Reproduktive Rechte sind als international anerkannte Menschenrechte ein bedeutender Bestandteil für die Gleichstellung der Geschlechter. Obwohl die USA und Deutschland die wesentlichen internationalen Abkommen ratifiziert haben, verstoßen sie gravierend dagegen. Die rechtliche Austragungspflicht in Deutschland und das fragile Abtreibungsrecht in den USA reichen nicht aus, um eine reelle, rechtliche und staatsbürgerliche Gleichstellung zu bewirken.
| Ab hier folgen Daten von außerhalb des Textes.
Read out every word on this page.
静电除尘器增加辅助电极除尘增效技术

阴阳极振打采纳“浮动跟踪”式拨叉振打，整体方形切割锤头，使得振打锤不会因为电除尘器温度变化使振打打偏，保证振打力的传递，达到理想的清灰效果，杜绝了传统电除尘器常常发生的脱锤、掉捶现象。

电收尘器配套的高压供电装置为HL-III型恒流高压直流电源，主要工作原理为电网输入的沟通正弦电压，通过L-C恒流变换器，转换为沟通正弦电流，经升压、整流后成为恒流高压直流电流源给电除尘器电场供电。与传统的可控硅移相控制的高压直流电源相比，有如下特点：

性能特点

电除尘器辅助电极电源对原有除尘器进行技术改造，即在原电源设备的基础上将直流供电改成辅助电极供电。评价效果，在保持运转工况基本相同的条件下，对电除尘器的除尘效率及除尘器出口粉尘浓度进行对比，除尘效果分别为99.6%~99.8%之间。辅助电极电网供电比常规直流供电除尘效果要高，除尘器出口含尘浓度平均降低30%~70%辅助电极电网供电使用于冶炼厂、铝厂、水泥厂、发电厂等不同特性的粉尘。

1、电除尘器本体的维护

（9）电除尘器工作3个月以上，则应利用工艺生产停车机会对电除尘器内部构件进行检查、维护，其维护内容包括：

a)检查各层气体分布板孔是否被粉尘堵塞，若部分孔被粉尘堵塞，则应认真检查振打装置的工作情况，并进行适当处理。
Die Lage in Texas zeigt deutlich: Davon sind insbesondere Frauen mit wenig Einkommen und nicht-weiße Frauen betroffen. Darauf weist seit 1994 das intersektionale, aktivistisch-theoretische Konzept der Reproduktiven Gerechtigkeit hin. Deshalb reicht demnach eine ‚einfache‘ Entkriminalisierung von Schwangerschaftsabbrüchen nicht aus, vielmehr bedarf es einen Rahmen, der reproduktive Rechte und soziale Gerechtigkeit zusammendenkt, um es zu ermöglichen, sich für oder gegen ein Kind entscheiden zu können. Das Recht auf einen sicheren und würdevollen Zugang zur eigenen Reproduktionsfähigkeit wird so als fundamentales Menschenrecht in Kombination mit sozialer Gerechtigkeit verstanden.
Für Deutschland gibt es dazu wenig verlässliche Daten und Studien. Das muss sich dringend ändern! Insgesamt muss das Konzept der reproduktiven Gerechtigkeit eine größere Beachtung im US-amerikanischen, mehr noch im deutschen, politischen Kontext finden.